Brasília O governo anuncia hoje um plano ambicioso para a safra agrícola 2003/04. Ontem, comentava-se na Esplanada dos Ministérios que os recursos que serão colocados à disposição dos produtores vão superar R$ 30 bilhões, contra R$ 21,7 bilhões na safra 2002/03.
Há dois anos, esse montante somava R$ 14,7 bilhões, o que mostra o interesse do governo atual em incentivar a agricultura. Quanto à taxa de juros do crédito rural, a expectativa é de que a alíquota não será alterada. Para a safra atual, a taxa é de 8,75% ao ano.
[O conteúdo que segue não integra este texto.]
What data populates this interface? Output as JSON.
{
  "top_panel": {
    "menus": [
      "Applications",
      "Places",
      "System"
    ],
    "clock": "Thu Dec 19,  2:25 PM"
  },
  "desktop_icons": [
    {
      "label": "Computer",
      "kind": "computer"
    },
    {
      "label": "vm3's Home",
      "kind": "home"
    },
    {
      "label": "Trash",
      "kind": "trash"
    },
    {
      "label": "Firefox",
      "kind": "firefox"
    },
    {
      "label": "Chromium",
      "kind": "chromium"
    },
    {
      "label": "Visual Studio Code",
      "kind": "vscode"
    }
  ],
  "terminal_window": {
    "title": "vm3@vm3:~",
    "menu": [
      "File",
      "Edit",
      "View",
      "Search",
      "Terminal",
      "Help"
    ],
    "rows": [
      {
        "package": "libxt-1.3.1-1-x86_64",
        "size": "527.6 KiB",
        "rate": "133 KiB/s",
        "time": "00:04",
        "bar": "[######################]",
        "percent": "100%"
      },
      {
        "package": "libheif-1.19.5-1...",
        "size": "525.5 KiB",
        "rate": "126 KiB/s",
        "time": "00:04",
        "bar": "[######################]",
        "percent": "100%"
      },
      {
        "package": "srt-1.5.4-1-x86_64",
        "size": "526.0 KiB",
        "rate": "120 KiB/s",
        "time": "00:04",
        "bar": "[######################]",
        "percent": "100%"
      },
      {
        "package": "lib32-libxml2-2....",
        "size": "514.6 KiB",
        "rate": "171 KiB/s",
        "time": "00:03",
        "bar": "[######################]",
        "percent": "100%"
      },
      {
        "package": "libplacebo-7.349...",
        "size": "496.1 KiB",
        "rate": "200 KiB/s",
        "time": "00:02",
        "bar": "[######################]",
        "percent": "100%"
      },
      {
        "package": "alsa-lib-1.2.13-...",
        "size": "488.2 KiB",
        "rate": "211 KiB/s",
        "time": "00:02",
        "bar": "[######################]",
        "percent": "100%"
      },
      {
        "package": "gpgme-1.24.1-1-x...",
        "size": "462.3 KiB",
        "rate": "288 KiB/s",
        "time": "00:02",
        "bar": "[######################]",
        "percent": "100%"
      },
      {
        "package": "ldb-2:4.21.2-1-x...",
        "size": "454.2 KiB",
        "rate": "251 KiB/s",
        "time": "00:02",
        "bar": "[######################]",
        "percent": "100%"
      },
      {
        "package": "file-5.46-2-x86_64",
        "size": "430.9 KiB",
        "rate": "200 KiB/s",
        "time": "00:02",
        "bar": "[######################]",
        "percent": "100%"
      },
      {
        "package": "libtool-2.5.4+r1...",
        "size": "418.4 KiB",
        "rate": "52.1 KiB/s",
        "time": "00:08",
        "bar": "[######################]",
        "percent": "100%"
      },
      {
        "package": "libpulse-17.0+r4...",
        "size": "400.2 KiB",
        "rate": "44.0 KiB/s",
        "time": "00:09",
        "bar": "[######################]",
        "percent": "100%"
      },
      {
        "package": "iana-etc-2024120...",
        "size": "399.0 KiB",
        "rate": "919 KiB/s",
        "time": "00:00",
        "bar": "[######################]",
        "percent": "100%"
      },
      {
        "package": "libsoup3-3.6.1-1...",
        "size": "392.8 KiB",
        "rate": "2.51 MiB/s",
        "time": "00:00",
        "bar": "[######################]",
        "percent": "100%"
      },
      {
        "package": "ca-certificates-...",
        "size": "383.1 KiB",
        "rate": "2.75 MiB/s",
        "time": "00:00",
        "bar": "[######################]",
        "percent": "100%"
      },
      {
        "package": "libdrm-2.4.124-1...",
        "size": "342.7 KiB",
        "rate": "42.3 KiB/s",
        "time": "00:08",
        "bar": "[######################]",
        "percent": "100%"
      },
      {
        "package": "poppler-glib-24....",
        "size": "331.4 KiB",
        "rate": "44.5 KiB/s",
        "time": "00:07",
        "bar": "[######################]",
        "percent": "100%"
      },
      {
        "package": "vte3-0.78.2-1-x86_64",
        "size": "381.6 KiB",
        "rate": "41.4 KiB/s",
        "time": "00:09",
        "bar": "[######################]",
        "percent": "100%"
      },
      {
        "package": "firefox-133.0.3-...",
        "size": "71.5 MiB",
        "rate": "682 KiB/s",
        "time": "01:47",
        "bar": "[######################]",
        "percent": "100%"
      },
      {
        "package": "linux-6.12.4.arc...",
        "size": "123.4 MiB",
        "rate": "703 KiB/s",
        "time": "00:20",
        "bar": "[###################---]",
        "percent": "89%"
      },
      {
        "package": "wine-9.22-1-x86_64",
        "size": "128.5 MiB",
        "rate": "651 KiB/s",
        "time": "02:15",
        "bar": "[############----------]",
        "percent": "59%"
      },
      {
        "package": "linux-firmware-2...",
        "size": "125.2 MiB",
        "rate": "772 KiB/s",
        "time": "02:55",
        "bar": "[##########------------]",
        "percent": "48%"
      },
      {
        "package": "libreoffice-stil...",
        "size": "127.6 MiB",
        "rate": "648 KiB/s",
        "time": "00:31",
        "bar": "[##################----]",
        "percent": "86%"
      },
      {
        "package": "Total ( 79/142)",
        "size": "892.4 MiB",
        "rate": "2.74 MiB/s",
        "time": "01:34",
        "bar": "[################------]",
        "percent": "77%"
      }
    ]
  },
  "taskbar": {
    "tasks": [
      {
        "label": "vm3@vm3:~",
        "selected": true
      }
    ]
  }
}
O Plano de Safra, o primeiro do atual governo, também trará uma reorganização dos programas de investimento. Atualmente, são 17 programas e o governo pretende reduzí-los para dez, facilitando a alocação de recursos entre eles. A prioridade será a liberação de recursos para investimentos, segmento que crescerá mais do que os montantes alocados para custeio e comercialização.
Com essa prioridade do investimento, a idéia do presidente Luiz Inácio Lula da Silva é estimular a competitividade do agronegócio, além de expandir a produção de alimentos e gerar excedentes exportáveis.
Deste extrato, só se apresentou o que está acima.